Die komplexe, historiografisch-soziologische Forschungsmethode des Autors schlägt sich in einer enormen Beweiskraft seiner Darstellung epochaler Zusammenhänge, Einschätzungen und Schlussfolgerungen nieder. Wir haben es mit einem Meisterwerk der historisch-materialistischen Geschichtsschreibung zu tun, ich möchte behaupten, dem bisher einzigen, das, vor dem Hintergrund der Großen Sozialistischen Oktoberrevolution und diese voraussetzend, die Vernichtung des Bolschewismus und die Durchsetzung des Stalinschen Absolutismus in Begriffe fasst, die marxistisch-wissenschaftlichen Ansprüchen genügen.
Neben dieser gewaltigen, zentralen Leistung besticht Rogowins Werk durch grundsätzliche Hinweise auf weitere, mit der Zentralerkenntnis verbundene, doch weiterführende Erkenntnislinien.

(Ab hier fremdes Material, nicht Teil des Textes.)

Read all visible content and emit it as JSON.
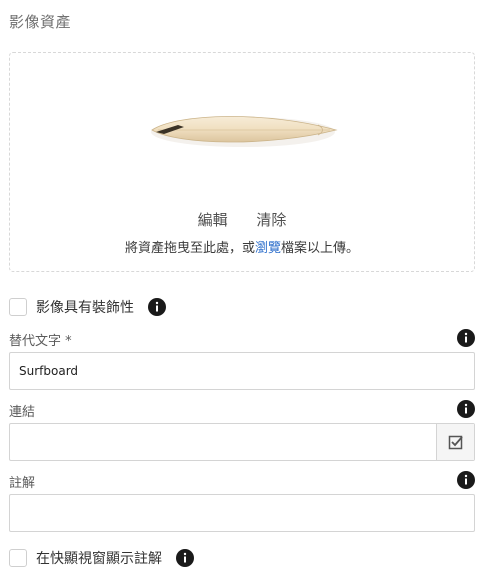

Dazu zähle ich (relativ willkürlich ausgewählt) den Spanischen Bürgerkrieg, die Rolle der Komintern, den Deutsch-Sowjetischen Vertrag von 1939 (einschließlich Geheimprotokoll) aber auch Rogowins Bemerkungen zu dem Stalinismus nach Stalin bis hin zum Untergang der Sowjetunion und bis zur nachsowjetischen Gegenwart (der 90er Jahre).
Nicht zuletzt zähle ich dazu Rogowins detaillierte Auseinandersetzung mit der von Stalin erzwungenen „Sozialfaschismuskonzeption“ und ihrer Rolle im Prozess der Machtübertragung an Hitler und der historischen Niederlage der deutschen und internationalen Arbeiterbewegung.
Ein Werk, wie dieses, das hundert Fragen beantwortet, wirft tausend neue auf. Das kann nicht überraschen. Es ist kein Werk, das man in wenigen Tagen „durch“ hat. Mich hat es seit Wochen buchstäblich „eingesogen“, und ich weiss, dass ich jetzt, gegen Ende der Lektüre, sofort wieder anfangen werde, noch einmal von vorn zu lesen. Das ist kein Mangel. Die Russischen Revolutionen von 1917 werden bald hundert Jahre alt. Denkwürdige Zeit, die uns, wenn wir es wollen, den Quellen wieder näher bringt. Rogowin kann dabei helfen.